Hello,
More than one year passed without any activity :)
I have attached a proposed patch for discussion.
Samuel
Samuel Thibault, on lun. 29 févr. 2016 17:28:35 +0100, wrote:
> I'm wondering whether we could introduce a /dev/same device to allow
> costless huge virtual memory.
>
> The use case is the simulation of the execution of a big irregular HPC
> application, to provision memory usage, cpu time, etc. We know how much
> time each computation loop takes, and it's easy to replace them with a
> mere accounting. We'd however like to avoid having to revamp the rest
> of the code, which does allocation/memcpys/etc., by just replacing
> the allocation calls with virtual allocations, i.e. allocations which
> return addresses of buffers that one can read/write, but the values you
> read are not necessarily what you wrote, i.e. the data is not actually
> properly stored (since we don't do the actual computations that's not a
> problem).
>
> The way we currently do this is by some folding: we map the same normal
> file several times contiguously to form the virtual allocation. By using
> a small 1MiB file, this limits memory consumption to 1MiB plus the page
> table (and fits the dumb data in a typical cache). This however creates
> one VMA per file mapping, we get limited by the 65535 VMA limit, and
> VMA lookup becomes slow.
>
> The way I could see is to have a /dev/same device: when you open it, it
> allocates one page. When you mmap it, it maps the same page over the
> whole resulting single VMA.
>
> This is a quite specific use case, but it seems to be easy to implement,
> and it seems to me that it could be integrated mainline. Actually I was
> thinking that /dev/null itself could be providing that service?
> (currently it returns ENODEV)
>
> What do people think? Is there perhaps another solution to achieve this
> that I didn't think about?
>
> Samuel
(Ideally we'd be able to take the MAP_HUGETLB mmap flag into account to
map a single huge page repeatedly, even lowering the populating cost,
but AIUI of the current hugepage support it would be far from easy)
Samuel
On Thu, Apr 13, 2017 at 06:29:46PM +0200, Samuel Thibault wrote:
> (Ideally we'd be able to take the MAP_HUGETLB mmap flag into account to
> map a single huge page repeatedly, even lowering the populating cost,
> but AIUI of the current hugepage support it would be far from easy)
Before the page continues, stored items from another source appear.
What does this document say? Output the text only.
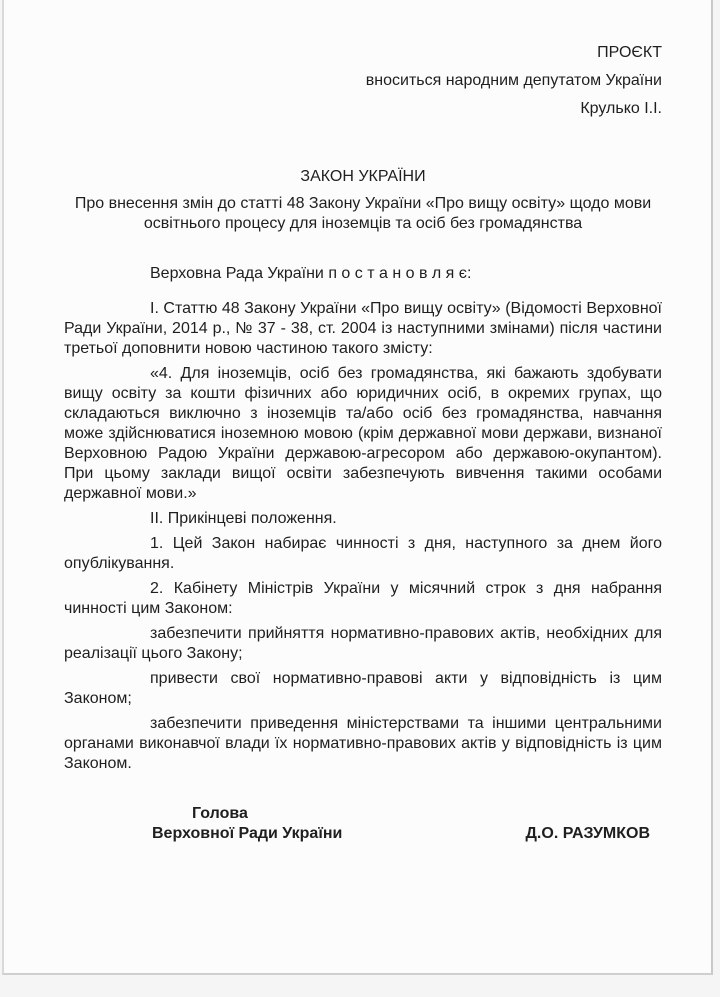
ПРОЄКТ
вноситься народним депутатом України
Крулько І.І.
ЗАКОН УКРАЇНИ
Про внесення змін до статті 48 Закону України «Про вищу освіту» щодо мови освітнього процесу для іноземців та осіб без громадянства
Верховна Рада України п о с т а н о в л я є:

І. Статтю 48 Закону України «Про вищу освіту» (Відомості Верховної Ради України, 2014 р., № 37 - 38, ст. 2004 із наступними змінами) після частини третьої доповнити новою частиною такого змісту:

«4. Для іноземців, осіб без громадянства, які бажають здобувати вищу освіту за кошти фізичних або юридичних осіб, в окремих групах, що складаються виключно з іноземців та/або осіб без громадянства, навчання може здійснюватися іноземною мовою (крім державної мови держави, визнаної Верховною Радою України державою-агресором або державою-окупантом). При цьому заклади вищої освіти забезпечують вивчення такими особами державної мови.»

ІІ. Прикінцеві положення.

1. Цей Закон набирає чинності з дня, наступного за днем його опублікування.

2. Кабінету Міністрів України у місячний строк з дня набрання чинності цим Законом:

забезпечити прийняття нормативно-правових актів, необхідних для реалізації цього Закону;

привести свої нормативно-правові акти у відповідність із цим Законом;

забезпечити приведення міністерствами та іншими центральними органами виконавчої влади їх нормативно-правових актів у відповідність із цим Законом.

Голова
Верховної Ради України	Д.О. РАЗУМКОВ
You could implement ->map_pages instead of (or as well as) ->fault, which
would lower your costs if that is a concern. I think the eventual intent
is that map_pages would be able to populate a PMD or even a PUD.
Matthew Wilcox, on jeu. 13 avril 2017 09:34:11 -0700, wrote:
> On Thu, Apr 13, 2017 at 06:29:46PM +0200, Samuel Thibault wrote:
> > (Ideally we'd be able to take the MAP_HUGETLB mmap flag into account to
> > map a single huge page repeatedly, even lowering the populating cost,
> > but AIUI of the current hugepage support it would be far from easy)
>
> You could implement ->map_pages instead of (or as well as) ->fault, which
> would lower your costs if that is a concern.
Yes it is a concern. I was a bit afraid that implementing map_pages
would be frowned upon, and getting in first a simple yet already useful
/dev/garbage would work better :)
I'm fine with doing either.
> I think the eventual intent is that map_pages would be able to
> populate a PMD or even a PUD.
Yes. Allocating such a big page can be a problem, though.
Samuel
On Thu, Apr 13, 2017 at 11:42:00AM +0200, Samuel Thibault wrote:
> Hello,
>
> More than one year passed without any activity :)
>
> I have attached a proposed patch for discussion.
As a rule, I don't apply RFC patches, as obviously the submitter doesn't
think it is worthy of being applied :)
Greg KH, on jeu. 13 avril 2017 20:37:56 +0200, wrote:
> On Thu, Apr 13, 2017 at 11:42:00AM +0200, Samuel Thibault wrote:
> > More than one year passed without any activity :)
> >
> > I have attached a proposed patch for discussion.
>
> As a rule, I don't apply RFC patches, as obviously the submitter doesn't
> think it is worthy of being applied :)
I was indeed not asking for applying it yet, I was guessing it would
raise some discussion, and code often triggers discussion :) But if
there is no objection, I'll indeed propose the patch for inclusion.